The Far Side of the Moment

An Essay

by Maria Hummel
June 2020

The Story, the Moment, and Momentum

I once knew a man who had a dog named Wilson, King of Prussia. He’d named him after a Phish song. Wilson was a black barrel-chested mutt. An adopted stray.

One time the man was driving them up a mountain highway, and Wilson leaped out through the truck’s open window. The dog plummeted, far down a steep slope. The man was sure he’d died. But Wilson hadn’t died, because I met them both a year later.

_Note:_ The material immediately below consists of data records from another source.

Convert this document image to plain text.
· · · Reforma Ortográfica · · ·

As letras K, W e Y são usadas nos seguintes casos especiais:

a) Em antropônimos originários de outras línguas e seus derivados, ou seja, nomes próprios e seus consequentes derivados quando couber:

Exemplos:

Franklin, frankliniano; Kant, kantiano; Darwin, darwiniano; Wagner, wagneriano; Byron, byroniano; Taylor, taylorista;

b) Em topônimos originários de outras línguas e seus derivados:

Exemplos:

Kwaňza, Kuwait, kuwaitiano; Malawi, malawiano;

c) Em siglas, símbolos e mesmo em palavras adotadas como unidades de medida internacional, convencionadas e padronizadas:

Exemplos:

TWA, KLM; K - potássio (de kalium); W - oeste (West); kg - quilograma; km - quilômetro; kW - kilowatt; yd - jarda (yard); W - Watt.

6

What I related above was not a story. It doesn’t have enough, you might tell me after reading it. What is enough? Or more precisely, how is enough? There are many answers to this question. Yet as I sit here at my desk, on the umpteenth day of quarantine in a global pandemic, feeling time stretch and contract in my isolation, I’m ready to state that one of a storyteller’s most pressing concerns is momentum.